ISN'T he amazing? Well he thinks so. Today out self-indulgent columnist James Marston tells the world what he thinks.ISN'T this world cup thing proving to be a pain in the bustle? God it's getting on my nerves.

ISN'T he amazing? Well he thinks so.

Today out self-indulgent columnist James Marston tells the world what he thinks.

ISN'T this world cup thing proving to be a pain in the bustle?

God it's getting on my nerves.

Every time I switch on my television the screen in the little Ipswich sitting room is filled with awful people cheering and men running around in shorts hugging each other.

And if that isn't bad enough the moment you pop out for a spot of luncheon or a six o'clock lime juice and gin you are bombarded with evidence of a distasteful resurgence in English nationalism as well as the ubiquitous wide screen television.

Also, I'm getting annoyed now, the other night when England played some far off Caribbean nation which is probably much better at cricket anyway, there was a tremendous din in the town centre.

I nearly looked out of the window of my little Ipswich sitting room to find out why but I already suspected-rightly it later proved that England had won a match.

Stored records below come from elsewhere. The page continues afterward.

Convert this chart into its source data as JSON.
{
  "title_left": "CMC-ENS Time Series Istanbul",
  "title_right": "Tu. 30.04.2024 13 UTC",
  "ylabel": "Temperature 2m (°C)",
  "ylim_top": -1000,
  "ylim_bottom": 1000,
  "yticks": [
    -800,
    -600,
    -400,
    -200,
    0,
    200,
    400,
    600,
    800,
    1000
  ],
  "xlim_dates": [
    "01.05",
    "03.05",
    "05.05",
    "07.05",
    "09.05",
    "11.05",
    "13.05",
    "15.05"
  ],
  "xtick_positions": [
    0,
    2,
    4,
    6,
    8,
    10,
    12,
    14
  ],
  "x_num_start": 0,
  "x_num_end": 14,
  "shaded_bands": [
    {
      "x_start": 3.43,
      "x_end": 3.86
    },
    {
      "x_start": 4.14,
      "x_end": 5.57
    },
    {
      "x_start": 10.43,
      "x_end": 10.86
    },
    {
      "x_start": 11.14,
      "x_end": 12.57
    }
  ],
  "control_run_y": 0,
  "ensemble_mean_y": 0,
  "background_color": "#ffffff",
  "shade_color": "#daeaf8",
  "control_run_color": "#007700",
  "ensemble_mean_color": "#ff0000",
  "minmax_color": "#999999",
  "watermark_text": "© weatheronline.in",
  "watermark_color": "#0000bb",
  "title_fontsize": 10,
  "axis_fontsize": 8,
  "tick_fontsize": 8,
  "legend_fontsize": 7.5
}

Is there really any need for every driver to sound their horn for half an hour afterwards though? It completely spoiled the last ten minutes of Priscilla Queen of the Desert.

But, my dear readers, I am a cynical hack and easily bored. I suppose for some the world cup-and I'm talking about football not chess or anything-is exactly what they want. Bread and circuses and all of that.

I've no time for it.

I'd rather listen to the Archers or thumb through my well-worn copy of A Shropshire Lad.

“If you can reach me by railway….” And step two three four and rock rock and walk walk walk.

I've decided I quite like the Rumba and while the rest of you are enjoying a mid week BBQ, with a selection of meats and a glass of Chenin on a Wednesday night spare a thought for me.

As I sashayed around the dining room at Holywells High School with long-suffering-dancing partner friend Jess everyone else in their right minds were enjoying the oh-so-rare long summer evening.

Last week we did a nice little casino step in the cha cha cha and a whisk and chassé in the waltz. A few tricky manoeuvres in the quickstep followed, a reverse turn, in fact.

Thankfully the experienced instructor Pat came to my aid when the class, by now a little confused and over-burdened with new steps, started to recap the Tango.

Just as I was flicking my beautiful head to and fro and starting to enjoy myself to the strains of some Argentinean melody.

Everything went wrong.

Poor Jess was getting her toes stubbed, my coordination completely failed me and the next thing I knew I was being calmed down by the best in the business.

“Watch my feet,” said an exasperated Pat as she bundled Jess out of the way and grabbed me.

I meekly followed in her talented wake.

“Yes but I can't do it!” I wailed. “I keep going wrong.”

The still smiling Pat nodded - in agreement I suspect.

A bit of concentration makes a lot of difference though and finally as I took Jess into my arms and prepared to impress a serious demeanour fell over my face.

“I can tell you're concentrating James,” young Jess said, “You aren't talking and you're sticking your tongue out.”

I closed my mouth.

And do you know dear readers, as soon as I started to take it seriously; I found I could do it. I, or perhaps I should say we, can now for a fair execution of the progressive turn and the closed promenade.

Admittedly we can only do eight steps and a little bit but it's a start.

I've already begun to check the charity shops for a pair of tight black trousers and a cummerbund.

It was on it's last legs two weeks ago.

For those of my fans who haven't graciously written in expressing concern about the trusty rusty Rover, even though I know you meant to, I have good news.

Though the car was turning heads for the first time ever - due to I'm sure the atrocious noise coming from the exhaust region rather than the patchy paintwork and lack of trim-I drove it to the Boss Hall industrial estate to get fixed.

After lifting my trusty rusty to a height above his head, a friendly mechanic summed up the problem in words that meant nothing to me.

“The rear end is completely blown through.” He said with a concerned look on his face.

“How much?” said I with an even more concerned look on my face.

Let me run up a costing for you.

When people say “those five minutes seemed like a life time” I now know what they mean. My heart was racing, I paced up and down awkwardly, I smoked, it was like having a baby-but without the compassionate midwife.

In due course the mechanic ambled over to me. “Forty quid plus VAT,” he said.

As the news sunk and tears of inexpensive relief sprung into my eyes, I thanked God for the trusty rusty Rover one more time.

The sad thing was though, it was much quieter on the way home. Far fewer people looked in my direction.